Lockheed Martin, a Bethesda, Maryland–based defense contractor, and MBDA Deutschland on March 8 announced a new joint venture to pursue “TLVS,” the next generation integrated air and missile defense system for the German Bundeswehr, or the nation’s armed forces. TLVS is short for Taktisches Luftverteidigungssystem.
The joint venture is expected to become the prime contractor for the new system, which is currently being negotiated with Germany’s procurement office for the Bundeswehr, BAAINBw, Lockheed Martin said in a news release.
“We cannot provide a firm number of jobs because this work is still being negotiated, but the plan is to bring the surveillance-radar work back to Syracuse, which will likely create jobs. And right now we are only talking about the German contract. With Germany as the launch customer for this system, we anticipate that other countries will want this needed capability in the future as well,” Gregory Kee, managing director of TLVS/MEADS at Lockheed Martin, said in a statement to CNYBJ on March 12.
Both Kee and Dietmar Thelen, representing MBDA, will lead the company from the MBDA Deutschland office in Schrobenhausen, Germany.
Besides Lockheed’s Salina plant, the company will also have operations in Dallas, Texas and Huntsville, Alabama, as well as Ulm and Koblenz, Germany.
Kee and Thelen both have “extensive” backgrounds with the armed forces, the North Atlantic Treaty Organization (NATO), and defense-procurement organizations. They also have “strong” experience in military, industrial, and international affairs, Lockheed Martin said.
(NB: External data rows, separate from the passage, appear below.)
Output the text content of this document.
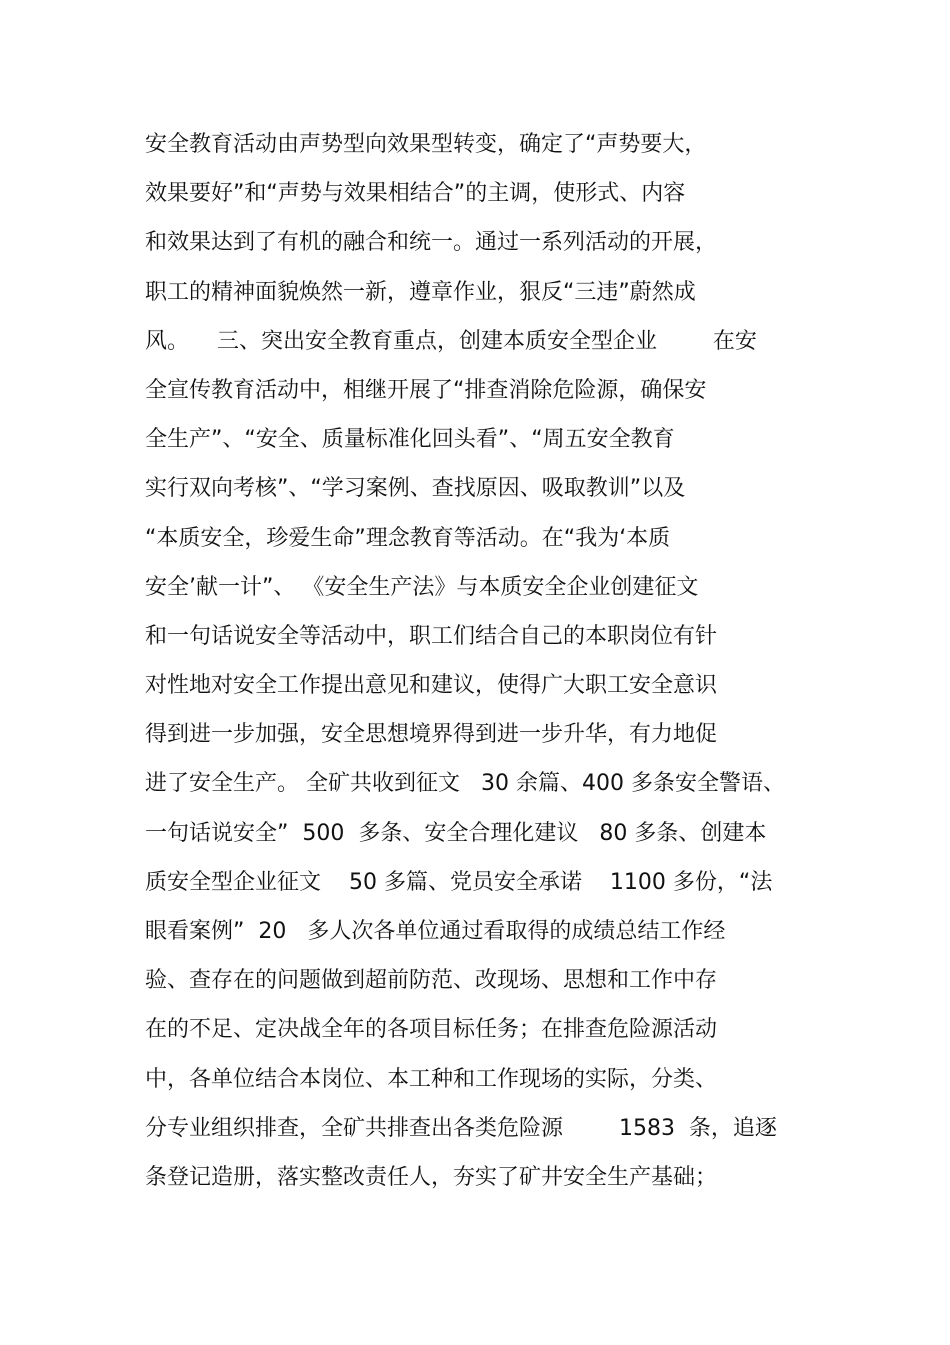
安全教育活动由声势型向效果型转变，确定了“声势要大，
效果要好”和“声势与效果相结合”的主调，使形式、内容
和效果达到了有机的融合和统一。通过一系列活动的开展，
职工的精神面貌焕然一新，遵章作业，狠反“三违”蔚然成
风。    三、突出安全教育重点，创建本质安全型企业        在安
全宣传教育活动中，相继开展了“排查消除危险源，确保安
全生产”、“安全、质量标准化回头看”、“周五安全教育
实行双向考核”、“学习案例、查找原因、吸取教训”以及
“本质安全，珍爱生命”理念教育等活动。在“我为‘本质
安全’献一计”、 《安全生产法》与本质安全企业创建征文
和一句话说安全等活动中，职工们结合自己的本职岗位有针
对性地对安全工作提出意见和建议，使得广大职工安全意识
得到进一步加强，安全思想境界得到进一步升华，有力地促
进了安全生产。 全矿共收到征文   30 余篇、400 多条安全警语、
一句话说安全”  500  多条、安全合理化建议   80 多条、创建本
质安全型企业征文    50 多篇、党员安全承诺    1100 多份，“法
眼看案例”  20   多人次各单位通过看取得的成绩总结工作经
验、查存在的问题做到超前防范、改现场、思想和工作中存
在的不足、定决战全年的各项目标任务；在排查危险源活动
中，各单位结合本岗位、本工种和工作现场的实际，分类、
分专业组织排查，全矿共排查出各类危险源        1583  条，追逐
条登记造册，落实整改责任人，夯实了矿井安全生产基础；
“The public figure the German government provided for the program was 4 billion Euros, but again we are in negotiations and the final contract value is to be determined,” Kee said in the statement.
About TLVS
TLVS will leverage the development results and experiences from the $4 billion investment of the trilateral MEADS program involving the U.S., Germany, and Italy. It’ll also “deepen” the U.S.-European partnership through a continued, shared commitment to local industry, safety, and security. MEADS is short for medium extended air-defense system.
TLVS is a modern system that will “transform” Germany’s defense capabilities and “enable this key NATO framework nation to set an important precedent in how neighboring nations address current and evolving threats for decades to come,” per the release.